One day, we saw some dudes wrestling during gym and she said, “We should do that. Why should guys have all the fun?”
So, we wrestled. I thought I was stronger, but once she pinned me down, I looked at her face and I was scared. Damn, she wasn’t angry. She looked so pissed off at me or at the world, or at some shit. It was a face I had not yet seen on her and it paralyzed me.
I could have probably hit her or shoved her off, but I was confounded. I was also someone who got very calm when I was pissed, which always made her more angry. I said something like, “You’ve got issues.” She jumped off and growled at me. Or it felt like a growl.
When we left school that day, she pulled my backpack off. “What the fuck?” I said.
“I think we should fight,” she said. She had transferred from another school, a tougher school, where she got beat up a lot for looking like a supermodel. Now, she was in our stupid wimpy private school where nobody fought.
“Fight me,” she said.
Because I was sixteen, an asshole, and unconvinced I could throw a punch, I used words. “You’re so tacky,” I said. “We don’t fight at this school. People are going to think you’re trash.”
I flinch as I write those words but they were the only punch I had in my arsenal. She’s still one of my best friends. We have both cringed about our parts in that stupid school non-fight.

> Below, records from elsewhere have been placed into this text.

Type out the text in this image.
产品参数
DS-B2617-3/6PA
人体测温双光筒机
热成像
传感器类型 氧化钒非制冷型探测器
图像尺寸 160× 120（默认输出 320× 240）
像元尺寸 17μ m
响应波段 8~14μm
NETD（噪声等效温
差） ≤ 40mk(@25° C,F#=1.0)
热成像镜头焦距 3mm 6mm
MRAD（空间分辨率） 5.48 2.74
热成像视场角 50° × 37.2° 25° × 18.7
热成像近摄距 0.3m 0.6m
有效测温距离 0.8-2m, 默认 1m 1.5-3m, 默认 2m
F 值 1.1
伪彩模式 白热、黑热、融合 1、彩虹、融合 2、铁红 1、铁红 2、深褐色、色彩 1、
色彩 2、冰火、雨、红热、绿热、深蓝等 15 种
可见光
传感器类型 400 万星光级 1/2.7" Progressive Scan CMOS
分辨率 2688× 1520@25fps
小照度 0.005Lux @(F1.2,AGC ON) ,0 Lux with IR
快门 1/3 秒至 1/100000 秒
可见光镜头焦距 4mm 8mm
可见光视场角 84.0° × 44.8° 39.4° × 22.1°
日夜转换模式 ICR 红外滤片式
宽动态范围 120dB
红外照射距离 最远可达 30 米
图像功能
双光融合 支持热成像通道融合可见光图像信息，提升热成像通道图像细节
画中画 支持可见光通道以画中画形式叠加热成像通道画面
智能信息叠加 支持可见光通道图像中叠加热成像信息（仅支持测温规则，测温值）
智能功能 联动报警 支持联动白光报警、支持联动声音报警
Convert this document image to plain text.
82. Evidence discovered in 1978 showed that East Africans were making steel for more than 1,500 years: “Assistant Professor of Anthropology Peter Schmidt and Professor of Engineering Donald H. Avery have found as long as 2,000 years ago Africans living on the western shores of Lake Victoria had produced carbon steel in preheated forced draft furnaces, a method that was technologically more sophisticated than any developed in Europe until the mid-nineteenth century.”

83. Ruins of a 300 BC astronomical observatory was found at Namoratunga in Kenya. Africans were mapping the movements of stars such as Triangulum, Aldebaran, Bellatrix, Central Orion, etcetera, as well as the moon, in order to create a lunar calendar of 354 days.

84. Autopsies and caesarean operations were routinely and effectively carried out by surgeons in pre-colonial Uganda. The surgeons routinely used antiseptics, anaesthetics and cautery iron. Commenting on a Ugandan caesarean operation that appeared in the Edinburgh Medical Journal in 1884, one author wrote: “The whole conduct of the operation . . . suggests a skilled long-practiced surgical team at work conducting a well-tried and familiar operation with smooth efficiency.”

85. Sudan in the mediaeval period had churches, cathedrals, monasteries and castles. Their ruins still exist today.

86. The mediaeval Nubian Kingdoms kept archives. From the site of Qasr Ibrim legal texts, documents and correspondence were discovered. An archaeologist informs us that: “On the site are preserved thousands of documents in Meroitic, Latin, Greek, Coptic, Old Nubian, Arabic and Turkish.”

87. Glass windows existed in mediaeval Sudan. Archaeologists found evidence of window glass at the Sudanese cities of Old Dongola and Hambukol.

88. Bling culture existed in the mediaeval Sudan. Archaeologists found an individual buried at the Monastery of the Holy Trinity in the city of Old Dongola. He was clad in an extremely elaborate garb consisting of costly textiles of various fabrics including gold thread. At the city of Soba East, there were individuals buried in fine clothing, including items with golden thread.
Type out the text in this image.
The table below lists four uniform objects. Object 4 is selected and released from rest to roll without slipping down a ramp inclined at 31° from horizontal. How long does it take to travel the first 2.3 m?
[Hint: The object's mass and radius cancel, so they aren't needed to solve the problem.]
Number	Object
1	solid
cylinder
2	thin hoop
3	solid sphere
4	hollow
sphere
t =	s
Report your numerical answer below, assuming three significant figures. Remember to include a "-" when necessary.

She was right though. She usually is. I should have fought her. She should have fought me. We spent so many years in and out of our drama when we could have gotten it out all at once. Maybe more than once, but still — we ended up being manipulative and petty for years until we were too old to be that stupid anymore.
Instead of wrestling, we spread out our animosity, competitiveness, and jealousy over years. We should have duked it out. The beauty of fighting is it’s honest.
When someone is looking down at you, pinning your hands, you can see how mad they are. There’s no faking. There’s no, “Cup of tea, luv?” type of shit.
It’s hard to hide an honest expression when someone is about to punch you in the face. It’s also hard to punch someone in the face without showing real emotion. That’s what I want. She’s not the only one I wish I’d wrestled with. I got a list.